- 11 de agosto de 2026
- Diseño web, Marketing Digitial, SEO
Tener una página web no significa aparecer automáticamente en Google. Muchas empresas publican su web y, pasado un tiempo, se dan cuenta de que no aparece cuando buscan sus servicios, productos o incluso el nombre de su negocio.
Esto puede deberse a diversos motivos pero lo importante es detectar qué está fallando para poder corregirlo.
Google todavía no ha encontrado tu web
Para que una página aparezca en Google, primero debe ser rastreada e indexada. Es decir, Google tiene que encontrarla, analizarla y decidir si la incorpora a sus resultados.
Esto suele pasar en webs nuevas o páginas recién publicadas. Una forma sencilla de comprobarlo es buscar en Google: site.com
Si no aparece ningún resultado, puede que la web aún no esté indexada. En ese caso, conviene conectarla con Google Search Console, enviar el sitemap y solicitar la indexación de las páginas principales.
La web está bloqueando a Google
Otro error común es que la propia web impida a Google acceder a ella. Puede ocurrir por una mala configuración del archivo robots.txt o por tener activada alguna opción que desaconseje a los buscadores rastrear el sitio.
También puede pasar que algunas páginas tengan la etiqueta “noindex”, que indica a Google que no debe mostrarlas en los resultados.
El contenido es escaso o poco útil
Google necesita entender de qué trata cada página. Si una web tiene textos muy breves, genéricos o poco trabajados, tendrá más dificultades para posicionarse.
No basta con tener una web bonita. Los textos deben explicar claramente qué hace la empresa, qué servicios ofrece, dónde trabaja y qué problemas resuelve.
No estás usando las palabras clave adecuadas
Muchas webs no aparecen porque no utilizan las palabras que realmente buscan sus clientes. A veces se emplea un lenguaje demasiado técnico o corporativo, cuando los usuarios buscan de forma mucho más directa.
Por ejemplo: “empresa de diseño web”, “restaurante en Salamanca” o “curso de auxiliar de odontología”. Si esas palabras clave no aparecen de forma natural en títulos, textos, URLs o metadescripciones, Google tendrá más difícil relacionar la web con esas búsquedas.

La estructura de la web no ayuda
La organización de la web también influye en el posicionamiento. Un error habitual es incluir todos los servicios en una sola página, sin desarrollar cada uno de forma individual.
Google posiciona páginas concretas. Por eso, lo recomendable es que cada servicio tenga su propia página optimizada. También es importante cuidar el enlazado interno, para que Google y los usuarios puedan navegar fácilmente entre las secciones principales.
La web carga lento o no funciona bien en móvil
La velocidad de carga es clave. Si una web tarda demasiado en abrir, muchos usuarios la abandonarán antes de verla. Esto puede deberse a imágenes pesadas, exceso de plugins, vídeos mal integrados o un hosting poco optimizado.
Además, la web debe funcionar correctamente en el móvil. Hoy gran parte de las búsquedas se realizan desde el teléfono, por lo que la página debe verse bien, cargar rápido y permitir una navegación sencilla.
Hay errores 404 o enlaces rotos
Los errores 404 aparecen cuando una página ya no existe. Esto puede pasar al cambiar una URL, eliminar productos o borrar contenido sin hacer una redirección.

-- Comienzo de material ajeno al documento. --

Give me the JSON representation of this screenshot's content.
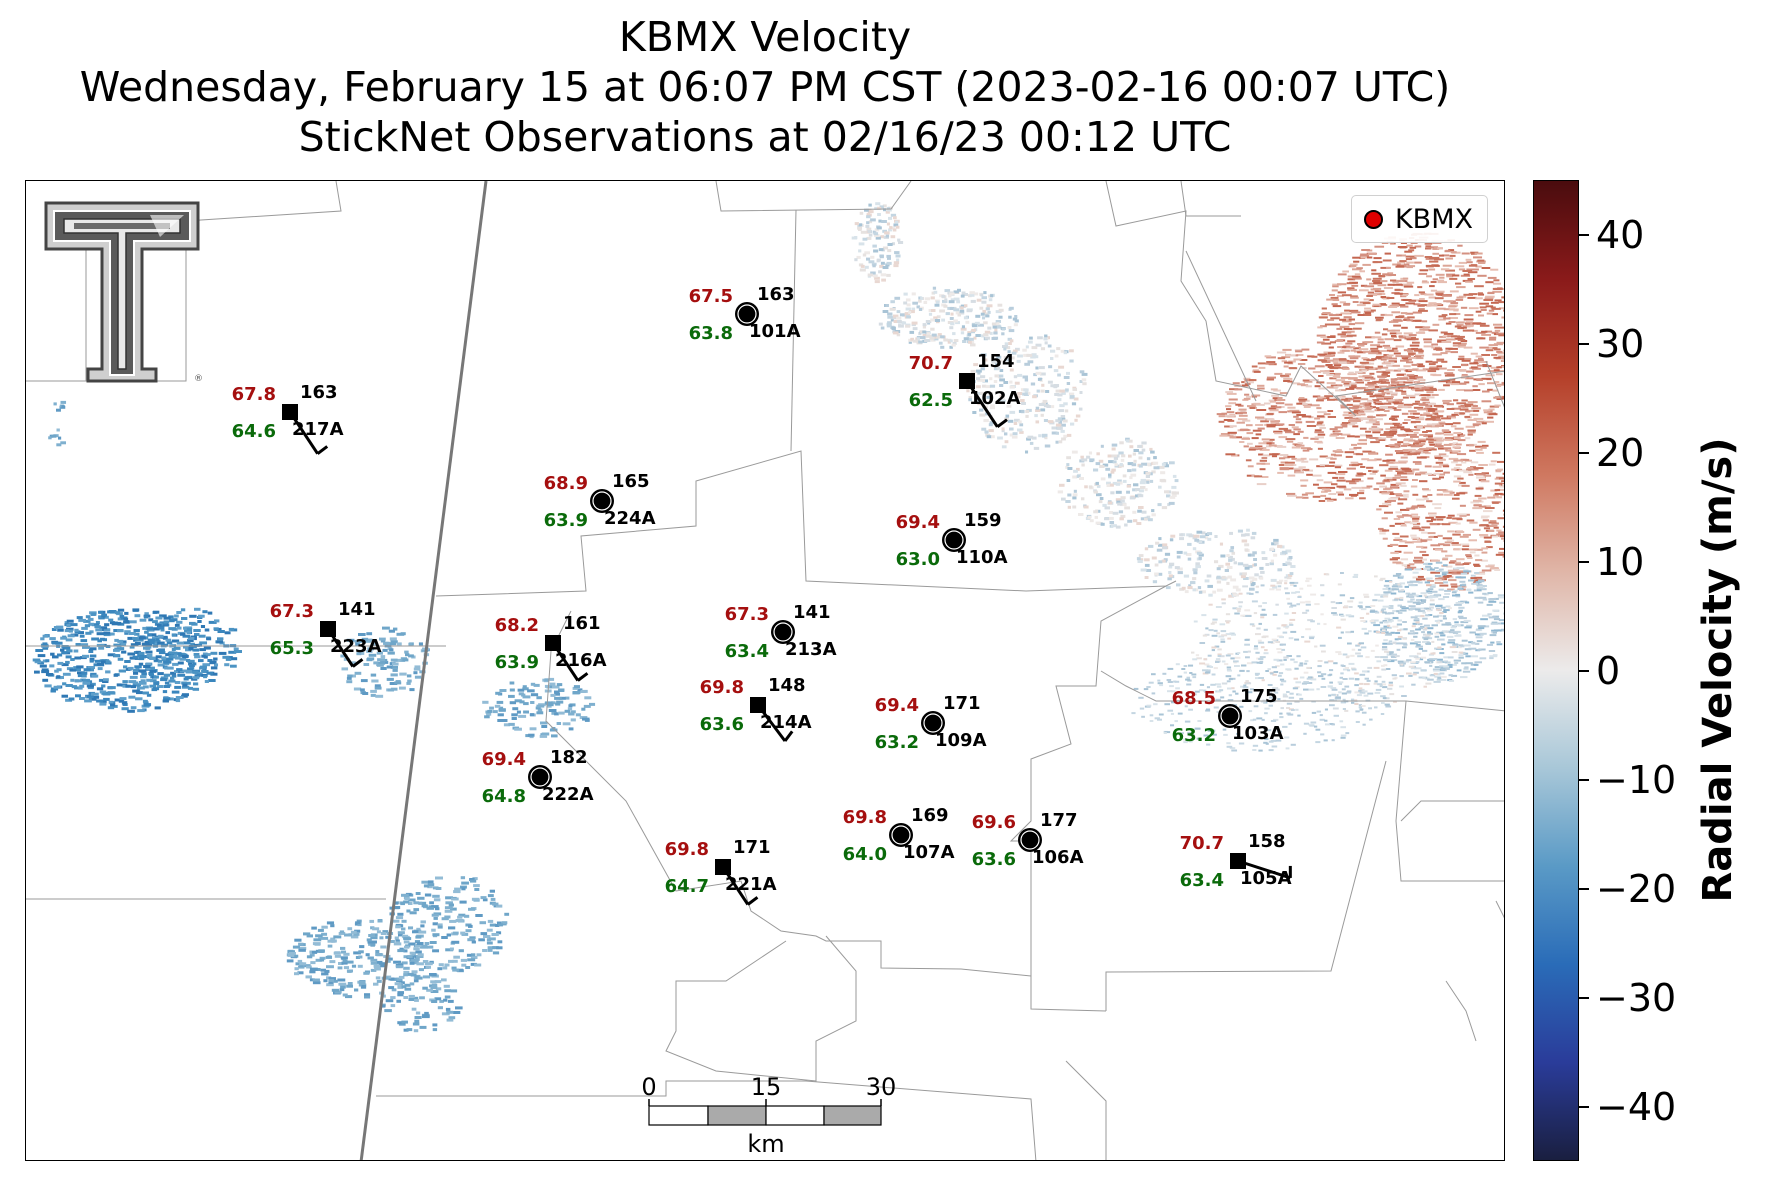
{
  "title": {
    "line1": "KBMX Velocity",
    "line2": "Wednesday, February 15 at 06:07 PM CST (2023-02-16 00:07 UTC)",
    "line3": "StickNet Observations at 02/16/23 00:12 UTC"
  },
  "legend": {
    "label": "KBMX",
    "marker_color": "#e00000"
  },
  "colorbar": {
    "label": "Radial Velocity (m/s)",
    "range": [
      -45,
      45
    ],
    "ticks": [
      {
        "value": 40,
        "text": "40"
      },
      {
        "value": 30,
        "text": "30"
      },
      {
        "value": 20,
        "text": "20"
      },
      {
        "value": 10,
        "text": "10"
      },
      {
        "value": 0,
        "text": "0"
      },
      {
        "value": -10,
        "text": "−10"
      },
      {
        "value": -20,
        "text": "−20"
      },
      {
        "value": -30,
        "text": "−30"
      },
      {
        "value": -40,
        "text": "−40"
      }
    ],
    "colors": [
      "#1a1f40",
      "#2a3c9a",
      "#2a6cb8",
      "#5a9ac6",
      "#a8c7d8",
      "#ecebeb",
      "#e0b6a8",
      "#cf7860",
      "#b5402a",
      "#8a1a1a",
      "#4a0c0e"
    ]
  },
  "temp_color": "#a50f0f",
  "dew_color": "#0a6a0a",
  "stations": [
    {
      "id": "101A",
      "temp": "67.5",
      "dew": "63.8",
      "pressure": "163",
      "type": "circle"
    },
    {
      "id": "102A",
      "temp": "70.7",
      "dew": "62.5",
      "pressure": "154",
      "type": "square"
    },
    {
      "id": "217A",
      "temp": "67.8",
      "dew": "64.6",
      "pressure": "163",
      "type": "square"
    },
    {
      "id": "224A",
      "temp": "68.9",
      "dew": "63.9",
      "pressure": "165",
      "type": "circle"
    },
    {
      "id": "110A",
      "temp": "69.4",
      "dew": "63.0",
      "pressure": "159",
      "type": "circle"
    },
    {
      "id": "223A",
      "temp": "67.3",
      "dew": "65.3",
      "pressure": "141",
      "type": "square"
    },
    {
      "id": "216A",
      "temp": "68.2",
      "dew": "63.9",
      "pressure": "161",
      "type": "square"
    },
    {
      "id": "213A",
      "temp": "67.3",
      "dew": "63.4",
      "pressure": "141",
      "type": "circle"
    },
    {
      "id": "214A",
      "temp": "69.8",
      "dew": "63.6",
      "pressure": "148",
      "type": "square"
    },
    {
      "id": "109A",
      "temp": "69.4",
      "dew": "63.2",
      "pressure": "171",
      "type": "circle"
    },
    {
      "id": "103A",
      "temp": "68.5",
      "dew": "63.2",
      "pressure": "175",
      "type": "circle"
    },
    {
      "id": "222A",
      "temp": "69.4",
      "dew": "64.8",
      "pressure": "182",
      "type": "circle"
    },
    {
      "id": "107A",
      "temp": "69.8",
      "dew": "64.0",
      "pressure": "169",
      "type": "circle"
    },
    {
      "id": "106A",
      "temp": "69.6",
      "dew": "63.6",
      "pressure": "177",
      "type": "circle"
    },
    {
      "id": "221A",
      "temp": "69.8",
      "dew": "64.7",
      "pressure": "171",
      "type": "square"
    },
    {
      "id": "105A",
      "temp": "70.7",
      "dew": "63.4",
      "pressure": "158",
      "type": "square"
    }
  ],
  "scale_bar": {
    "labels": [
      "0",
      "15",
      "30"
    ],
    "unit": "km"
  },
  "logo": {
    "name": "Texas Tech Double T"
  }
}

Por eso, cuando se modifica o elimina una URL, conviene redirigirla hacia otra página activa y relacionada.
No estás trabajando el SEO local
Para negocios locales, la web no es lo único importante. También hay que trabajar la ficha de Google Business Profile y dejar claro dónde está la empresa, qué zonas atiende y qué servicios ofrece.
Una ficha incompleta, sin fotos, sin reseñas o con datos desactualizados puede restar visibilidad. En cambio, una ficha bien optimizada ayuda a aparecer en búsquedas locales como “cerca de mí”, “en Santander” o “en Cantabria”.
Tu web tiene poca autoridad
Google también valora la confianza de una web. Si el dominio es nuevo, no recibe enlaces externos o apenas tiene menciones en otros sitios, puede costar más aparecer en buenas posiciones.
No hay una estrategia SEO detrás
Una web puede tener buen diseño y, aun así, no estar preparada para posicionar. El SEO no consiste solo en instalar un plugin o rellenar una metadescripción.
Hace falta revisar palabras clave, contenidos, estructura, velocidad, indexación, enlaces internos, SEO local y resultados. Sin una estrategia clara, la web puede existir, pero no tener visibilidad.